それはありがたい。俺みたいなキャンプの経験もなくて専門知識もないような人間が異世界に行ったらどうなるか分かったものじゃない。


「それじゃぁ二か月くらいは時間ほしいですね。そういえば、物語とかでよくあるチートみたいな特典ってあったりするんですか? そうだ、どんな世界に行くのかも聞いていなかったな。」


でもあれか、元の世界に戻るってことはそんな力もらえるわけもないか。


「チート? んー、何かほしいものあったらある程度は融通するよ。試しにどんなものがいいか教えて。
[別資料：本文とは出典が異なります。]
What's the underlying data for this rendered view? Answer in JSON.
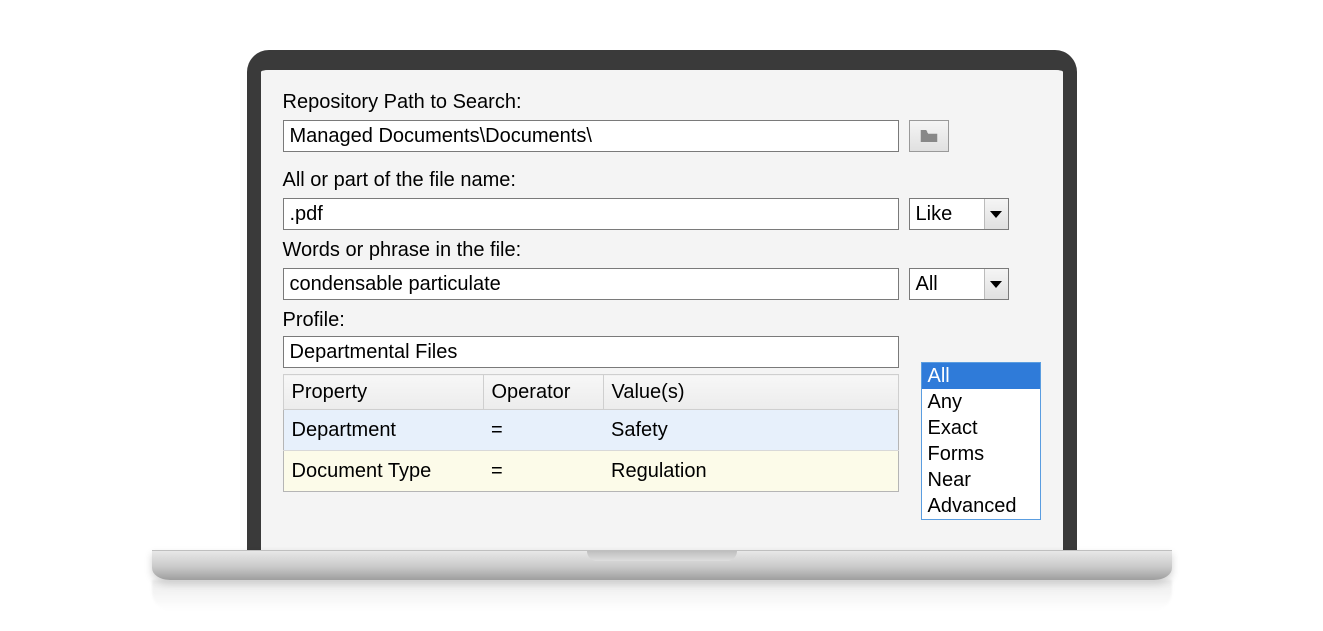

ちなみに魔法があって魔物がいるようなベッタベタな世界だよ。そっちのほうが楽しいでしょ?」


それは僥倖。もらえるものはもらっておきたい。とはいえ、なにをもらおうかね……

肉体強化は好みじゃないし知識は自分で得たい。ってことはやっぱり魔法関連になるのかな?


「それもそうだ。

それじゃぁ魔法を使えるようにしてほしいですね。より厳密にいえば魔力と魔法のアシスト用の何かがあれば最高ですね。」


あとは二か月の猶予の間に慣れていけばいい。


「それくらいならいいよ。こっちとしても問題ない。あと、おまけで二か月頼りにしてほしい二人がいるから紹介しておくよ。明日目を覚ましたらこの人達のところに会いにいってあげて。たぶん君の助けになるから。


それじゃ、明日から二か月後に迎えに行くよ。よろしくね。」


実のところこの空間がいったい何なのかまだはっきりしていないしわからないところがたくさんある。

それでもこれからの二か月やらなくちゃいけないことがはっきりしたとは思う。


おっと、一つ大切なことを忘れていた。


「自己紹介をてっきり忘れていたよ。一色(ひとしき)です。こちらこそよろしく。」


今更な自己紹介をすると目の前にいる名前も知らぬ何かは面白そうな雰囲気を漂わせる。


「そうだね、僕のことは蒼とでも呼んでね。一色くん。